JK: Die meisten Mitglieder der Johann’s Kapelle verfügen über ungarndeutsche Wurzeln. Das Ungarndeutschtum haben wir von zu Hause mitgebracht und die Pflege der donauschwäbischen Tradition hat unsere Kindheit schon früh geprägt. Einige Großeltern und Eltern von uns haben in dem örtlichen ungarndeutschen Gesangverein mitgesungen oder in der Tanzgruppe getanzt.

Die Generation unserer Großeltern hat zu Hause sowie in dem Dorf noch „schwäbisch” geplaudert. Diese Grundlagen haben auf unsere Einstellung zu der deutschen Sprache gewirkt und dementsprechend spielt die Zweisprachigkeit eine bestimmende Rolle in unserem Leben. Eben deshalb finden wir es wichtig, die Nachrichten auf unserer Facebook-Seite (https://www.facebook.com/JohannsKapelle) auch zweisprachig zu posten. Übrigens halte ich die Zweisprachigkeit für ein Geschenk von dem Schicksal.
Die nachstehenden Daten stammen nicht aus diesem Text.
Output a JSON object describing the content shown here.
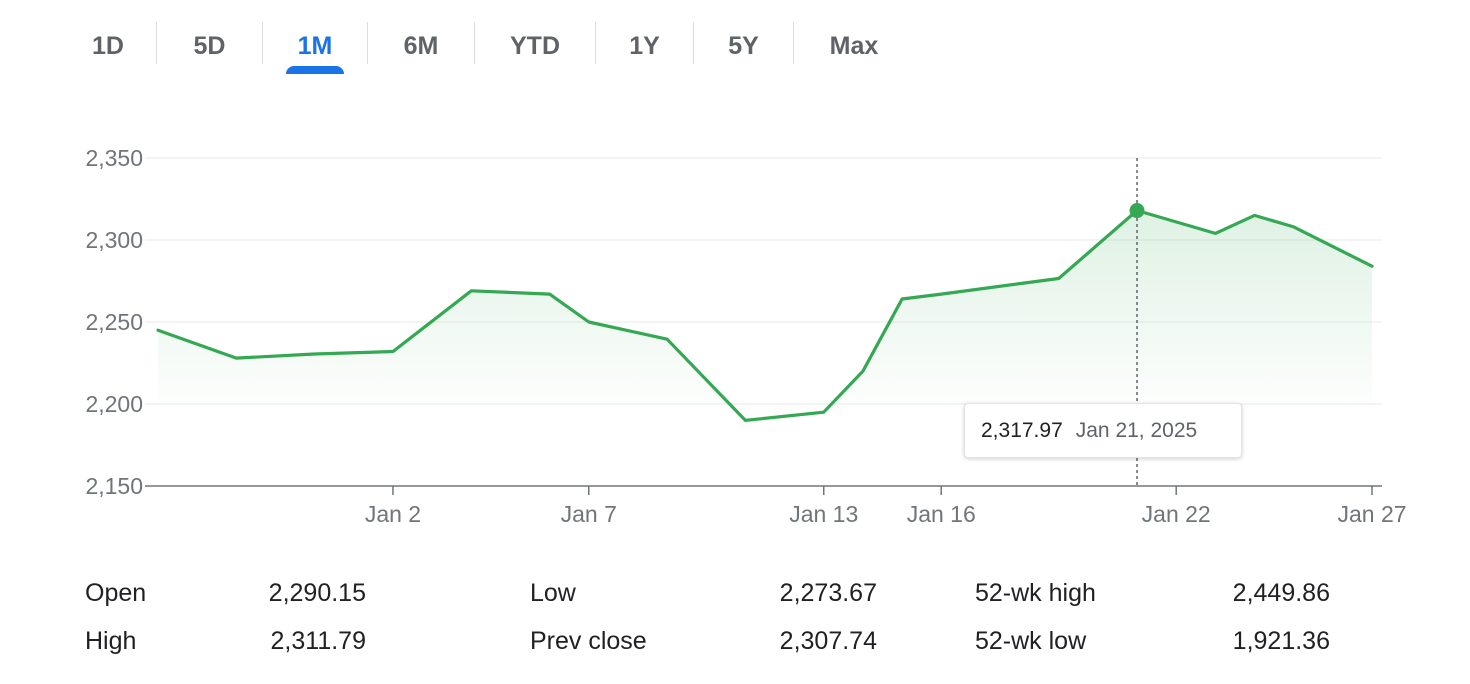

SB: Welche Erfahrungen haben Sie in den letzten drei Jahrzehnten bezüglich der Stellung, Bedeutung und des Gebrauchs der deutschen Sprache bei den Ungarndeutschen gesammelt?

JK: Die Gründungszeit der Johann’s Kapelle fiel mit den ersten freien deutschen Minderheitenwahlen in Ungarn zusammen. Wir konnten hautnah erleben, wie schnell sich nach langen Jahrzehnten die Ungarndeutschen wieder gefangen haben. Reihenweise wurden sowohl deutsche Minderheitenselbstverwaltungen in Ungarn als auch neue ungarndeutsche Kulturgruppen gegründet. In vielen Dörfern durften die Kinder in den Grundschulen wieder deutsch lernen, d.h. ab den 1990er Jahren gab es einen Aufschwung beim Lernen der deutschen Sprache.

Es muss aber auch erwähnt sein, dass nach der Vertreibung der Ungarndeutschen nach dem Zweiten Weltkrieg leider eine große Lücke bei der Überlieferung der deutschen Sprache im Komitat Wesprim und vielleicht auch landesweit in Ungarn blieb. Wegen des Sprachverbots konnten die hiergebliebenen Ungarndeutschen ihre Sprache nur teilweise bewahren. Wir haben vor ca. 30 Jahren auch feststellen können, dass der Gebrauch der deutschen Sprache in vielen Orten sogar bereits bei zwei Generationen fehlt. Die Generation unserer Großeltern hat damals ihre deutschen Dialekte noch problemlos beherrscht, aber bei ihren Kindern ist die Sprache verloren gegangen. In den letzten drei Jahrzehnten ist die deutsche Sprache bei den Ungarndeutschen meines Erachtens wieder wichtig geworden, aber die verschiedenen Dialekte, die wir vorher über 300 Jahre lang bewahrt haben, haben wir leider verloren.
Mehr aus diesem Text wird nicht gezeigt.